In this letter, we described two problematic ROB standards from Begh et al.’s systematic review, with 15 additional issues detailed in Appendix S1. In these two examples, we showed how the review creates a significant methodological imbalance by imposing an unjustified requirement for IV designs in cohort studies while using lenient and inconsistently justified ROB criteria for ecological studies. This leads to cohort studies – one of the most effective non-randomised study designs for determining cause and effect when properly conducted – to be dismissed while ecological studies are elevated to an implausible level of credibility in terms of confounding control.

The insistence on IV designs for cohort studies is particularly problematic, as IV analyses are rarely used in prospective cohort studies because of their limitations. The authors fail to justify their inclusion, and established ROB assessment tools do not endorse this approach. Consequently, all 40 cohort studies were classified as having a ‘serious’ or ‘critical’ ROB due to confounding.

Conversely, the review’s treatment of ecological studies is far more permissive. Despite well-documented limitations, nearly half (48%) were classified as being at ‘low risk’ for confounding. The ROB criteria rely on weak or irrelevant factors, such as the ‘parallel trends assumption’ (which cannot be empirically verified) and ‘dose–response’ (which pertains to causal inference rather than confounding). Most concerning is the blanket classification of all ‘natural experiments’ as being at ‘low risk’ for confounding, regardless of whether they take steps to address bias. This creates an illusion of methodological rigour while shielding ecological studies from scrutiny.

What appears to be a potential conflict of interest raises further concern. Two review group members who helped design the ROB criteria are co-authors of 10 of the included ecological studies, eight of which were rated as being at ‘low risk’ for confounding.

Because we did not have the capacity to conduct a complete re-analysis of Berg et al.’s ROB assessments with an appropriate ROB instrument, we cannot be certain how their flawed methodology affected their conclusions. Ultimately, however, this review’s selective and inconsistent design and application of ROB criteria has the potential to distort the scientific landscape. Rather than fairly synthesising the evidence, the review systematically disadvantages cohort studies while presenting ecological studies as more reliable than they truly are. Given the public health implications of e-cigarette regulation, these methodological biases risk shaping policy based on unreliable evidence.

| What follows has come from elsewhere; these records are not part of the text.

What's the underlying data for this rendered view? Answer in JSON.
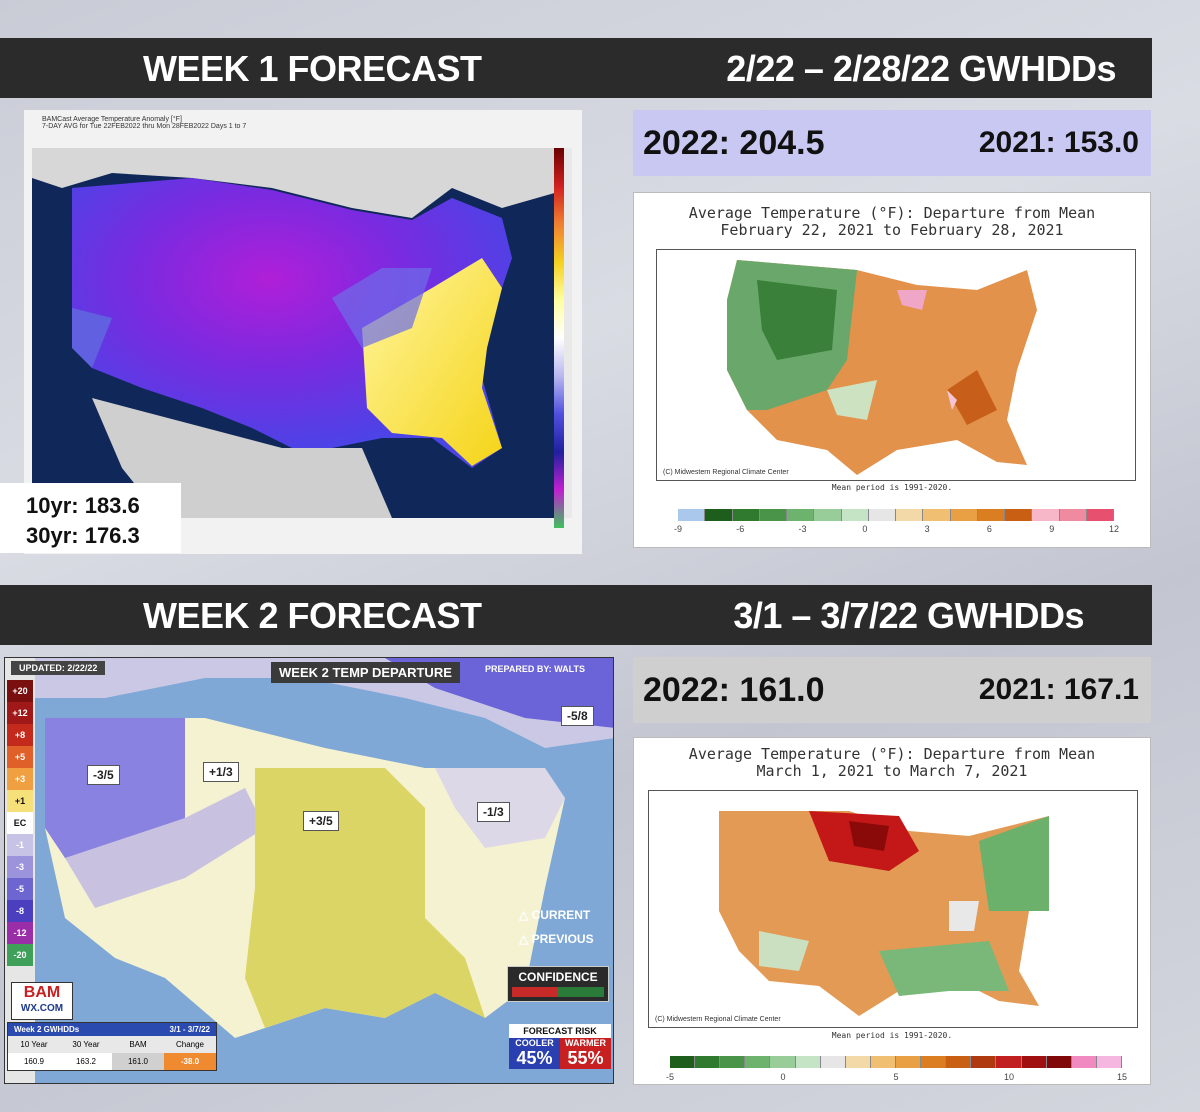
{
  "week1": {
    "title": "WEEK 1 FORECAST",
    "range": "2/22 – 2/28/22 GWHDDs",
    "gwhdd_2022": "2022: 204.5",
    "gwhdd_2021": "2021: 153.0",
    "avg_10yr": "10yr: 183.6",
    "avg_30yr": "30yr: 176.3",
    "map_title": "BAMCast Average Temperature Anomaly [°F]",
    "map_subtitle": "7-DAY AVG for Tue 22FEB2022 thru Mon 28FEB2022 Days 1 to 7",
    "anomaly_title_line1": "Average Temperature (°F): Departure from Mean",
    "anomaly_title_line2": "February 22, 2021 to February 28, 2021",
    "credit": "(C) Midwestern Regional Climate Center",
    "mean_period": "Mean period is 1991-2020.",
    "legend_ticks": [
      "-9",
      "-6",
      "-3",
      "0",
      "3",
      "6",
      "9",
      "12"
    ],
    "legend_colors": [
      "#a9c8ec",
      "#1d5e1d",
      "#2f7a2f",
      "#4a944a",
      "#6db26d",
      "#98cc98",
      "#c5e3c5",
      "#e6e6e6",
      "#f4d9a8",
      "#f0bf72",
      "#e9a045",
      "#db7e22",
      "#c85f12",
      "#f7b7c9",
      "#f08aa0",
      "#e85070"
    ]
  },
  "week2": {
    "title": "WEEK 2 FORECAST",
    "range": "3/1 – 3/7/22 GWHDDs",
    "gwhdd_2022": "2022: 161.0",
    "gwhdd_2021": "2021: 167.1",
    "map": {
      "updated": "UPDATED: 2/22/22",
      "title": "WEEK 2 TEMP DEPARTURE",
      "prepared": "PREPARED BY: WALTS",
      "labels": [
        "-3/5",
        "+1/3",
        "+3/5",
        "-1/3",
        "-5/8"
      ],
      "scale": [
        "+20",
        "+12",
        "+8",
        "+5",
        "+3",
        "+1",
        "EC",
        "-1",
        "-3",
        "-5",
        "-8",
        "-12",
        "-20"
      ],
      "scale_colors": [
        "#7a0f0f",
        "#a01818",
        "#c42a1c",
        "#e0602a",
        "#f0a040",
        "#f5e07a",
        "#ffffff",
        "#c7c3e6",
        "#9b94dc",
        "#6e66d0",
        "#4b3fc0",
        "#9a2ea8",
        "#3fa05a"
      ],
      "current": "CURRENT",
      "previous": "PREVIOUS",
      "confidence": "CONFIDENCE",
      "forecast_risk": "FORECAST RISK",
      "cooler_label": "COOLER",
      "warmer_label": "WARMER",
      "cooler_pct": "45%",
      "warmer_pct": "55%",
      "logo_top": "BAM",
      "logo_bottom": "WX.COM",
      "table_title": "Week 2 GWHDDs",
      "table_range": "3/1 - 3/7/22",
      "table_headers": [
        "10 Year",
        "30 Year",
        "BAM",
        "Change"
      ],
      "table_values": [
        "160.9",
        "163.2",
        "161.0",
        "-38.0"
      ]
    },
    "anomaly_title_line1": "Average Temperature (°F): Departure from Mean",
    "anomaly_title_line2": "March 1, 2021 to March 7, 2021",
    "credit": "(C) Midwestern Regional Climate Center",
    "mean_period": "Mean period is 1991-2020.",
    "legend_ticks": [
      "-5",
      "0",
      "5",
      "10",
      "15"
    ],
    "legend_colors": [
      "#1d5e1d",
      "#2f7a2f",
      "#4a944a",
      "#6db26d",
      "#98cc98",
      "#c5e3c5",
      "#e6e6e6",
      "#f4d9a8",
      "#f0bf72",
      "#e9a045",
      "#db7e22",
      "#c85f12",
      "#b03a10",
      "#c02020",
      "#a01010",
      "#800808",
      "#f08ac0",
      "#f5b7e0"
    ]
  }
}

Sam Egger: Conceptualization; investigation; writing—original draft. Martin McKee: Conceptualization; writing—review and editing.

Martin McKee is a past president of the British Medical Association and of the European Public Health Association, both of which have expressed concerns about the public health impact and appropriate regulation of e-cigarettes. Sam Egger is a statistical editor on the editorial board of the Cochrane Breast Cancer Group, serves as a peer reviewer for the Cochrane Database of Systematic Reviews, and has expertise in the relationship between adolescent vaping and future smoking.